Playing sports with a hijab on as a young girl in a very cultural community definitely helped shape me into the person I am today. I gained confidence and courage to so what I love to do no matter what anyone had to say. In grade 12 after receiving an $8,000 scholarship, I decide to go away for university and this was just me breaking another stereotype. Conflict management, a better sense of identity and living a more active lifestyle is how sports helped me overcome the many barriers that came my way.


If you had one word to describe your character, experiences or philosophy what would it be? Why?




I use this word a lot to describe my personality on and off the soccer field. Being a small 5’1 Muslim girl in a one-piece hijab with long sleeves and track pants makes it very easy to spot me. Being the eldest of 2 siblings, I am determined to be a role model for them but also the community I grew up in. Teaching, volunteering and advocating for females in sport is very dear to my heart. A philosophy I truly believe in is that sometimes when you follow your dream, it opens the door for others to be able to follow theirs. Playing sports, staying true to my faith and making it a priority, along with working hard to achieve my own definition of success is what pushes me to strive and be better every day.


If you wanted to motivate a young female athlete to #BuildHerUp, what quote would you use? Why?

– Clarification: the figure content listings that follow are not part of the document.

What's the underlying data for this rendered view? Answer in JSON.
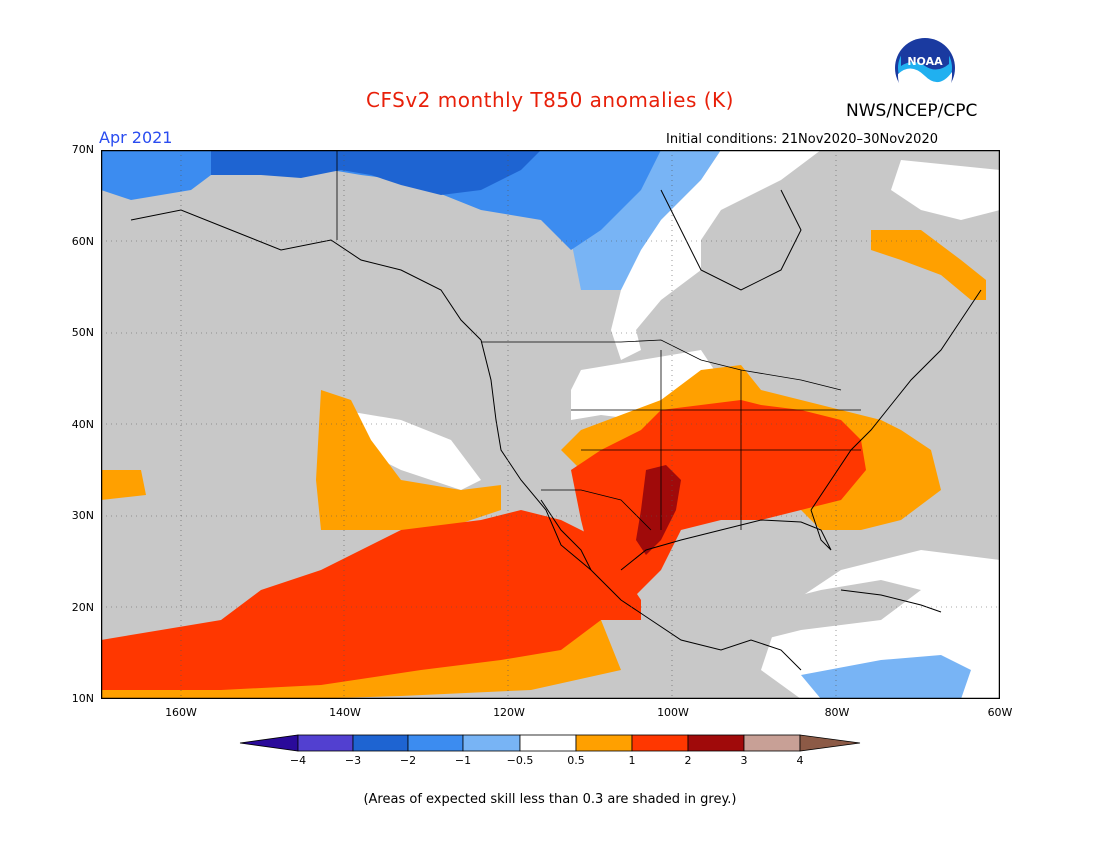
{
  "header": {
    "title": "CFSv2 monthly T850 anomalies (K)",
    "agency": "NWS/NCEP/CPC",
    "logo_text": "NOAA",
    "valid_month": "Apr 2021",
    "initial_conditions": "Initial conditions: 21Nov2020–30Nov2020"
  },
  "map": {
    "lat_labels": [
      "70N",
      "60N",
      "50N",
      "40N",
      "30N",
      "20N",
      "10N"
    ],
    "lon_labels": [
      "160W",
      "140W",
      "120W",
      "100W",
      "80W",
      "60W"
    ],
    "extent": {
      "lon": [
        -172,
        -60
      ],
      "lat": [
        10,
        70
      ]
    }
  },
  "colorbar": {
    "ticks": [
      "−4",
      "−3",
      "−2",
      "−1",
      "−0.5",
      "0.5",
      "1",
      "2",
      "3",
      "4"
    ],
    "colors": [
      "#2a0a9a",
      "#5240d0",
      "#1e64d2",
      "#3c8cf0",
      "#78b4f5",
      "#ffffff",
      "#ffa000",
      "#ff3700",
      "#a00a0a",
      "#c8a096",
      "#8c5a46"
    ]
  },
  "legend_colors": {
    "low_skill": "#c8c8c8",
    "neutral": "#ffffff",
    "a_0_5_1": "#ffa000",
    "a_1_2": "#ff3700",
    "a_2_3": "#a00a0a",
    "a_m1_m0_5": "#78b4f5",
    "a_m2_m1": "#3c8cf0",
    "a_m3_m2": "#1e64d2"
  },
  "footnote": "(Areas of expected skill less than 0.3 are shaded in grey.)"
}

“It’s important to me that youth everywhere, no matter their race, religion or gender, know that anything is possible with perseverance.” – Ibtihaj Muhammad


First off, I would like to use a quote said by Ibtihaj Muhammad. She is the first Muslim American woman to wear a hijab while competing for the United States in the Olympics. This fierce fencer once said, “It’s important to me that youth everywhere, no matter their race, religion or gender, know that anything is possible with perseverance.” This quote is so universal and applicable in this day and age. Everyone should be given an equal chance but it also depends on how much they preserve individually. That’s what’s going to make the difference!